Alexis Piat
écrit à

   


Benedict de Spinoza

   


Liberté, mort, psychanalyse, bonbons, crèmes glacées...

   

Monsieur de Spinoza,
 
Je vous prierai, tout d'abord, d'excuser la naïveté de mes questions. Je suis encore jeune et mon initiation à la philosophie est récente.
 
Bon, j'allais commencer par vous demander d'expliquer votre définition de la liberté, que je comprenais mal, mais votre correspondance passée m'a aidé à mieux situer ce qui m'échappait.

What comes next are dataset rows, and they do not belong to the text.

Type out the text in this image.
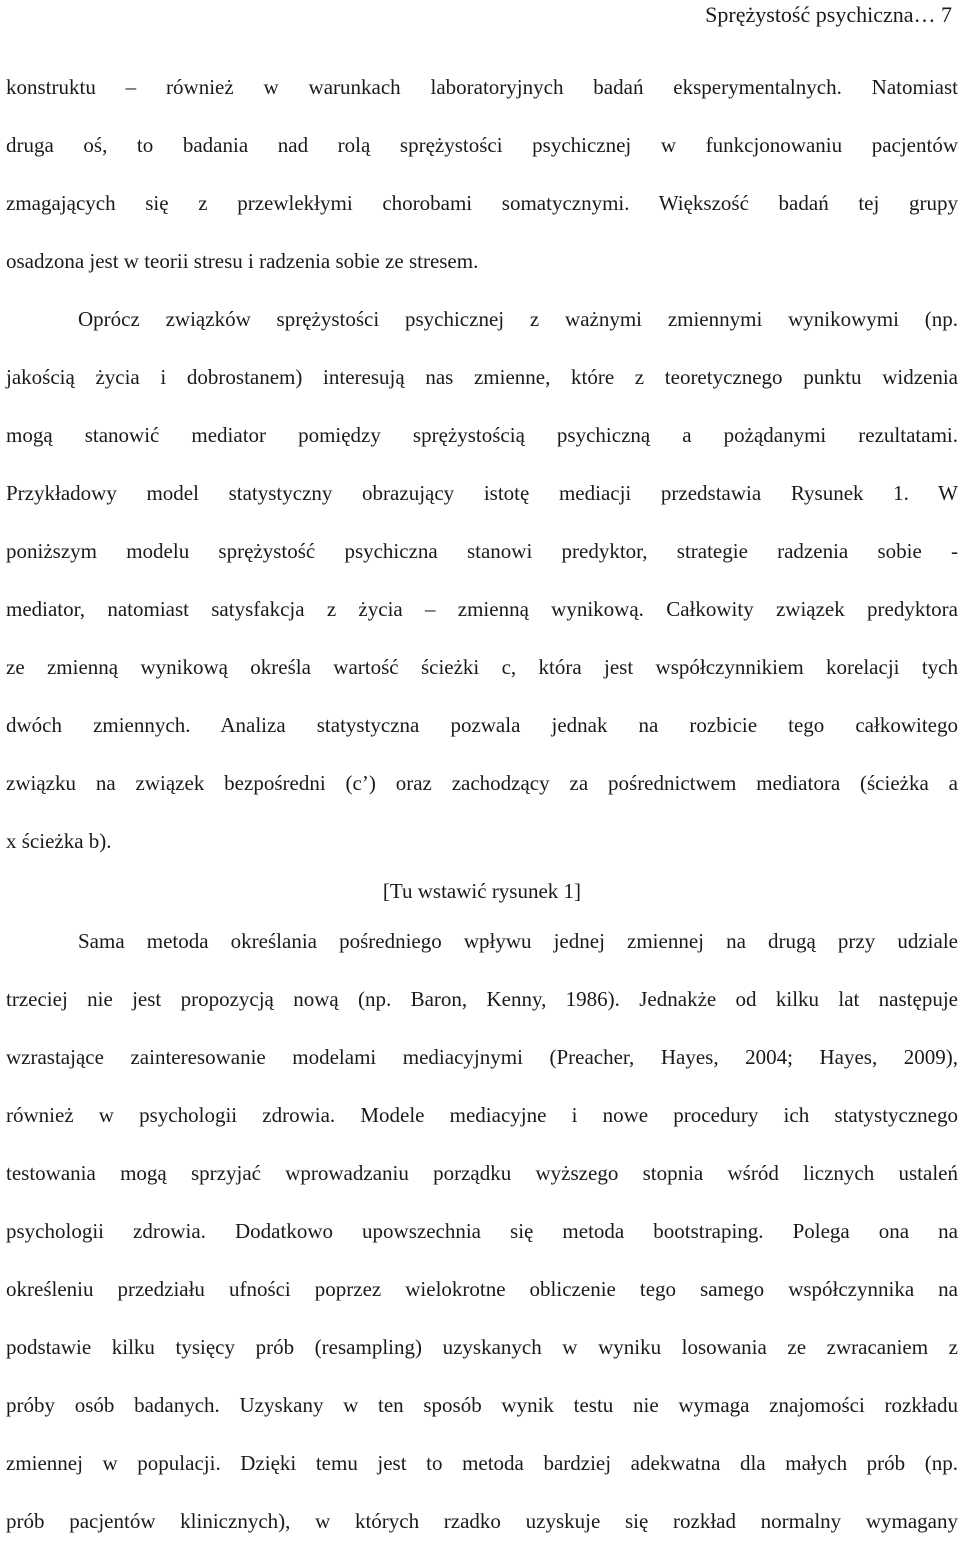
Sprężystość psychiczna… 7
konstruktu – również w warunkach laboratoryjnych badań eksperymentalnych. Natomiast
druga oś, to badania nad rolą sprężystości psychicznej w funkcjonowaniu pacjentów
zmagających się z przewlekłymi chorobami somatycznymi. Większość badań tej grupy
osadzona jest w teorii stresu i radzenia sobie ze stresem.
Oprócz związków sprężystości psychicznej z ważnymi zmiennymi wynikowymi (np.
jakością życia i dobrostanem) interesują nas zmienne, które z teoretycznego punktu widzenia
mogą stanowić mediator pomiędzy sprężystością psychiczną a pożądanymi rezultatami.
Przykładowy model statystyczny obrazujący istotę mediacji przedstawia Rysunek 1. W
poniższym modelu sprężystość psychiczna stanowi predyktor, strategie radzenia sobie -
mediator, natomiast satysfakcja z życia – zmienną wynikową. Całkowity związek predyktora
ze zmienną wynikową określa wartość ścieżki c, która jest współczynnikiem korelacji tych
dwóch zmiennych. Analiza statystyczna pozwala jednak na rozbicie tego całkowitego
związku na związek bezpośredni (c’) oraz zachodzący za pośrednictwem mediatora (ścieżka a
x ścieżka b).
[Tu wstawić rysunek 1]
Sama metoda określania pośredniego wpływu jednej zmiennej na drugą przy udziale
trzeciej nie jest propozycją nową (np. Baron, Kenny, 1986). Jednakże od kilku lat następuje
wzrastające zainteresowanie modelami mediacyjnymi (Preacher, Hayes, 2004; Hayes, 2009),
również w psychologii zdrowia. Modele mediacyjne i nowe procedury ich statystycznego
testowania mogą sprzyjać wprowadzaniu porządku wyższego stopnia wśród licznych ustaleń
psychologii zdrowia. Dodatkowo upowszechnia się metoda bootstraping. Polega ona na
określeniu przedziału ufności poprzez wielokrotne obliczenie tego samego współczynnika na
podstawie kilku tysięcy prób (resampling) uzyskanych w wyniku losowania ze zwracaniem z
próby osób badanych. Uzyskany w ten sposób wynik testu nie wymaga znajomości rozkładu
zmiennej w populacji. Dzięki temu jest to metoda bardziej adekwatna dla małych prób (np.
prób pacjentów klinicznych), w których rzadko uzyskuje się rozkład normalny wymagany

J'ai cependant une autre question: vous dites qu'il subsiste quelque chose d'éternel de l'esprit après la mort du corps (Ethique, 5e livre, proposition XXXIII), en expliquant que c'est (j'essaye de restituer ça de mémoire, pardonnez-moi si ce ne sont pas exactement les termes employés) l'essence de cet être humain précis en dieu. Or, si je puis m'autoriser une comparaison quelque peu hasardeuse, si vous faites deux gâteaux avec le même moule, la même recette et les mêmes ingrédients, vous n'aurez que deux gâteaux identiques: ce ne sera en aucun cas le même gâteau. De même pour l'esprit: mon esprit est fatalement amené à disparaître au terme de l'existence de mon corps, même s'il peut y en avoir ensuite un similaire, ce ne sera pas «le mien».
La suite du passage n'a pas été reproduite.